Due to the nature of metabolomics studies where hundreds if not thousands of features are investigated, it is important that the appropriate statistical test are applied. A detailed review of the different types of statistical methods used in metabolomics can be found in Bartel et al. (2013) and Ren et al. (2015). Tools such as SIMCA (Tsugawa et al. 2011) and the web based Metaboanalyst (Xia et al. 2009) can be used to perform these statistical analyses. The interested reader is directed to recent review articles that discuss the various software tools for processing metabolomics data (Spicer et al. 2017). Once statistical analysis has been performed on the data and metabolites are identified that are significantly different across the diverse groups, the next step is to understand its role in the biological system and one of the ways to study this is through metabolic pathways.
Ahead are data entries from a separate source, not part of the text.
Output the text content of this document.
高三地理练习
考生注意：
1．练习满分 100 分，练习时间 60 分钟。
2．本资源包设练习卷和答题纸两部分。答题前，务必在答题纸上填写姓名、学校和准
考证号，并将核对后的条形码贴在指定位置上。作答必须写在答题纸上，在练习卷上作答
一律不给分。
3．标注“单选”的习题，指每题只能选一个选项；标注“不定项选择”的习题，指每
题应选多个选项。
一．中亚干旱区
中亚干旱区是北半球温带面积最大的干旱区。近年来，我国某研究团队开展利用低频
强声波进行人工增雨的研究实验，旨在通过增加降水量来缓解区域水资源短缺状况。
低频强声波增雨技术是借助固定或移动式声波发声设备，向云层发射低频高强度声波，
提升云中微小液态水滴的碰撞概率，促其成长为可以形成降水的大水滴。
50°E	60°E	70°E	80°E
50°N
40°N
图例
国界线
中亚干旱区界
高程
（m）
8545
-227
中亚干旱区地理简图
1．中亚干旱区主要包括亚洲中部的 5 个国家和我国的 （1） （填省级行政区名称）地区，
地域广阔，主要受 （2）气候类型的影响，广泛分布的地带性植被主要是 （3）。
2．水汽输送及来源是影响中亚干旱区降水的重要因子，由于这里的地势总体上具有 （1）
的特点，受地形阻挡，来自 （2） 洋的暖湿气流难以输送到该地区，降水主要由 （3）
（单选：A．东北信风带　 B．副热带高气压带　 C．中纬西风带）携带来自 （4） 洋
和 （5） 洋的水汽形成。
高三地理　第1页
Tools such as PathWhiz (Pon et al. 2015), VANTED (Rohn et al. 2012), Metscape (Gao et al. 2010; Karnovsky et al. 2012), MetPA (Xia and Wishart 2010), Metaboanalyst (Xia et al. 2009) plus others allows a user to highlight the metabolites of interest in different metabolic pathways and thereby study its role and impact on the underlying biological system.

6 Final remarks

Metabolomics has potential applications to a multitude of fields or research, such as agriculture, biotechnology, health and biomedical sciences in terms of diagnostic and prognostic value. Furthermore, GC–MS based applications have a rich and extensive history in the study of small molecules derived from biological processes. Our review provides updated methodologies and specific applications using GC–MS. It outlines a comprehensive GC–MS metabolomics workflow which involves sample preparation (i.e., quenching, selection of solvents etc.) and other techniques, as well as different types of chemical derivatization methods. Mass analyzers used in GC–MS metabolite profiling are discussed, as well as GC columns which are best suited to specific applications. Multidimensional GC techniques and its emerging applications in the field of metabolomics offers resolving power of different types of stationary chemistries are also addressed in this review. However, though the methodology and applications have comprehensively been discussed one does need to take into account a number factors which could bias results. As mentioned, the metabolites that are identified (amino acids, organic acids, sugars and sugar phosphates) and the selection of chemical derivatization agent is critical in obtaining not only the best sensitivity but selectivity of the targeted analyte(s). The generation of metabolite artifacts due to chemical derivatization or pyrolysis in the inlet needs to be identified so overestimations in quantitative data is avoided. Finally, a discussion of bioinformatic tools and approaches are essential in interrogating metabolomic data to understand the biological system, and potentially the role it plays in unison with genomics, transcriptomics and proteomics to answer the biological questions in a complete systems biology approach. The focus of this review is to highlight recent key publications in the area of GC–MS metabolomics, which may be of benefit to new and existing researchers in the field and the flourishing metabolomics community.